Using the notation from Part 1, we have: $$\begin{align*} \frac{\partial [\mathrm{net}_j]}{\partial o_x} &= \frac{\partial [\mathrm{net}_j]}{\partial \mathrm{net}_j}\frac{\partial \mathrm{net}_j}{\partial o_x} + \frac{\partial [\mathrm{net}_j]}{\partial \mathrm{net}_y}\frac{\partial \mathrm{net}_y}{\partial o_x} \\ &= w_{xj} + \frac{\partial [\mathrm{net}_j]}{\partial \mathrm{net}_y}w_{xy}. \end{align*}$$
This explains the discrepancy between the proof in the Wikipedia article and the OP's argument. In the article, the theorem in Part 1 is used to expand the partial derivatives of $E$ with respect to neuron outputs. As such, $\frac{\partial \mathrm{net}_j}{\partial o_x}$ refers to the partial derivative of $\mathrm{net}_j$ as a function of its direct parents, namely $o_y$, $w_{yj}$, $o_x$, and $w_{xj}$. In contrast, OP considers the derivative $\frac{\partial [\mathrm{net}_j]}{\partial o_x}$, where $\mathrm{net}_j$ is expanded as a composite function of $o_x$ (and other non-descendants). These two derivatives must be distinguished.
Proof of Theorem.
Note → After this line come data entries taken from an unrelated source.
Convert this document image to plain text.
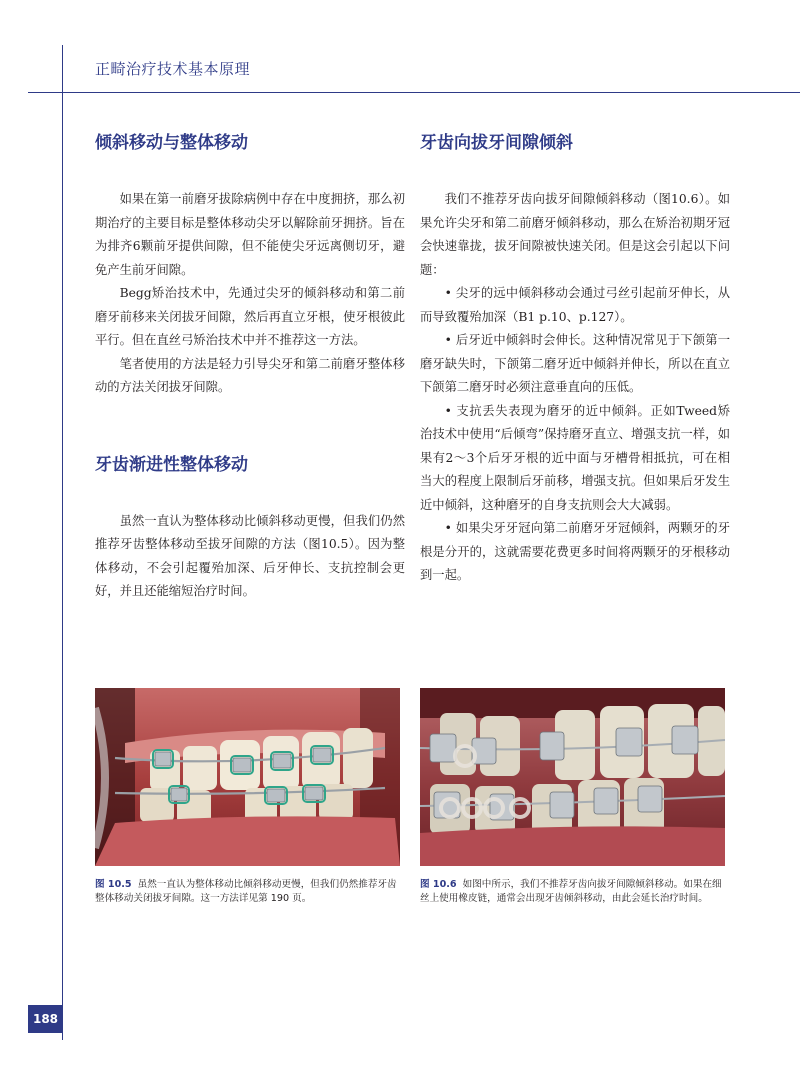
正畸治疗技术基本原理
倾斜移动与整体移动

如果在第一前磨牙拔除病例中存在中度拥挤，那么初期治疗的主要目标是整体移动尖牙以解除前牙拥挤。旨在为排齐6颗前牙提供间隙，但不能使尖牙远离侧切牙，避免产生前牙间隙。

Begg矫治技术中，先通过尖牙的倾斜移动和第二前磨牙前移来关闭拔牙间隙，然后再直立牙根，使牙根彼此平行。但在直丝弓矫治技术中并不推荐这一方法。

笔者使用的方法是轻力引导尖牙和第二前磨牙整体移动的方法关闭拔牙间隙。

牙齿渐进性整体移动

虽然一直认为整体移动比倾斜移动更慢，但我们仍然推荐牙齿整体移动至拔牙间隙的方法（图10.5）。因为整体移动，不会引起覆殆加深、后牙伸长、支抗控制会更好，并且还能缩短治疗时间。

牙齿向拔牙间隙倾斜

我们不推荐牙齿向拔牙间隙倾斜移动（图10.6）。如果允许尖牙和第二前磨牙倾斜移动，那么在矫治初期牙冠会快速靠拢，拔牙间隙被快速关闭。但是这会引起以下问题：

• 尖牙的远中倾斜移动会通过弓丝引起前牙伸长，从而导致覆殆加深（B1 p.10、p.127）。

• 后牙近中倾斜时会伸长。这种情况常见于下颌第一磨牙缺失时，下颌第二磨牙近中倾斜并伸长，所以在直立下颌第二磨牙时必须注意垂直向的压低。

• 支抗丢失表现为磨牙的近中倾斜。正如Tweed矫治技术中使用“后倾弯”保持磨牙直立、增强支抗一样，如果有2～3个后牙牙根的近中面与牙槽骨相抵抗，可在相当大的程度上限制后牙前移，增强支抗。但如果后牙发生近中倾斜，这种磨牙的自身支抗则会大大减弱。

• 如果尖牙牙冠向第二前磨牙牙冠倾斜，两颗牙的牙根是分开的，这就需要花费更多时间将两颗牙的牙根移动到一起。

图 10.5 虽然一直认为整体移动比倾斜移动更慢，但我们仍然推荐牙齿整体移动关闭拔牙间隙。这一方法详见第 190 页。
图 10.6 如图中所示，我们不推荐牙齿向拔牙间隙倾斜移动。如果在细丝上使用橡皮链，通常会出现牙齿倾斜移动，由此会延长治疗时间。
188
Let $v$ be a descendent of $x$.
If $\mathsf{pa}(v)$ does not contain $x$ but contains some of the descendents of $x$, then $F_{vx}$ satisfies the relation:
$$ F_{vx} = f_v(F_{wx} : w \in \mathsf{pa}(v)). $$
So by the chain rule, we obtain
$$ \begin{align*} \frac{\partial F_{vx}}{\partial x} &= \sum_{v_1 \in \mathsf{pa}(v)} \frac{\partial f_v}{\partial v_1} \frac{\partial F_{v_1x}}{\partial x} \end{align*}$$
Otherwise, $\mathsf{pa}(v)$ is a subset of $\{x\} \cup (\mathsf{V}\setminus\mathsf{de}_0(x)) $ and $F_{vx} = f_v$. Hence,
$$ \begin{align*} \frac{\partial F_{vx}}{\partial x} &= \begin{cases} \frac{\partial f_v}{\partial x} & \text{if $x \in \mathsf{pa}(v)$}, \\ 0, & \text{if $x \notin \mathsf{pa}(v)$}. \end{cases} \end{align*}$$
Repeatedly applying these relations, we end up with
$$ \begin{align*} \frac{\partial F_{vx}}{\partial x} &= \sum_{x = v_n \to v_{n-1} \to \cdots \to v_1 \to v_0 = v} \frac{\partial v_0}{\partial v_1} \frac{\partial v_1}{\partial v_2} \cdots \frac{\partial v_{n-1}}{\partial v_n}, \end{align*}$$
where the final sum is over all paths from $x$ to $v$. The desired conclusion follows by grouping the sum by the penultimate node $v_{n-1}$ (i.e., the successor of $x$) in the path.